We talk with employees all the time who are faced with a claim by their ex-employer that they (the employee) are working in violation of a non-compete agreement, breached a fiduciary duty owed to the employer, wrongfully took trade secrets from the ex-employer, etc., etc.
Many times these allegations are just “puffing” by the ex-employer…an attempt to intimidate the ex-employee. One strategy to combat this abusive tactic is to really look closely to see if the employee can bring his/her own lawsuit against the ex-employer. In Virginia, the employee may have a claim against the former employer for defamation, intentional infliction of emotional distress, or tortious interference with contractual relations (with the new employer) and economic advantage.
A great example of how such abuses by the ex-employer can turn out favorably for the ex-employee is the $11 million dollar verdict awarded to an ex-employee in a federal case in Arizona for just this very type of conduct.
In the case, a division of medical giant McKesson Corp. took Phoenix medical equipment and pharma salesman Carmen Caccavale to court in 2004, claiming he had violated some trade practices.

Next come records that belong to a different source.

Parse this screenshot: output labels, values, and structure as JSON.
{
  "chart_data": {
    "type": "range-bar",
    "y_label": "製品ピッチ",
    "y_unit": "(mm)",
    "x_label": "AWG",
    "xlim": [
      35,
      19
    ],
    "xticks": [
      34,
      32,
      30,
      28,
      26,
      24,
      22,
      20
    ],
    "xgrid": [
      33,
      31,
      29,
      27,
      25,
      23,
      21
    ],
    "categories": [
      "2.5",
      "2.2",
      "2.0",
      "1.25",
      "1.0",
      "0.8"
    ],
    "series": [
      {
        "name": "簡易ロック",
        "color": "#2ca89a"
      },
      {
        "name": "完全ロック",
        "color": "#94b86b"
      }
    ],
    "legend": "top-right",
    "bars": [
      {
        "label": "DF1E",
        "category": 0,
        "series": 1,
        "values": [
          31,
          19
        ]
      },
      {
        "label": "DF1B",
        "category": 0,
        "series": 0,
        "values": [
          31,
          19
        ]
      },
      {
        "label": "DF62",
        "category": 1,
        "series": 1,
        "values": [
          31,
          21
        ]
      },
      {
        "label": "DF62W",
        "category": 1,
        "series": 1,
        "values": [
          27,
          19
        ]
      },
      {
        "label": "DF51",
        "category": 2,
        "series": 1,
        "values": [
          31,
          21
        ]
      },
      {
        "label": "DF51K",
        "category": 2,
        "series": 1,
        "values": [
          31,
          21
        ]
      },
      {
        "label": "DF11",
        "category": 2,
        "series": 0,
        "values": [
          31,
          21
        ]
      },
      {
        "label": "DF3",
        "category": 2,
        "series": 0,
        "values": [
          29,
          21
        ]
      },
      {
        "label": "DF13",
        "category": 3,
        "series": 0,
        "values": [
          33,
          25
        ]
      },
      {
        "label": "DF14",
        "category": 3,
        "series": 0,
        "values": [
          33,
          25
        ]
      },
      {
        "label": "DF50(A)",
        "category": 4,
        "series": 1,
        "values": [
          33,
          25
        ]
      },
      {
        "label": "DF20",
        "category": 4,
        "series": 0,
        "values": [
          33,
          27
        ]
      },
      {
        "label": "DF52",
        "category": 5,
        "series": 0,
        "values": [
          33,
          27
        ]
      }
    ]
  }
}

After working for seven years at McKesson, Caccavale had taken a job with Henry Schein, Inc., a medical supply firm. The judge dismissed McKesson’s suit in December. Caccavale had not signed a non-compete contract. “It was sort of a trade secret case,” according to the attorney who represented Caccavale. Caccavale and his new employer then counter-sued McKesson, saying the medical and health care supplies firm abused the legal process in going after its former salesman.
It didn’t take the jury long to award Caccavale and his new employer $11 million in damages for McKesson’s wrongful conduct.
The Lesson: If you ex-employer is abusing the legal process by filing unsubstantiated and worthless claims…FIGHT BACK!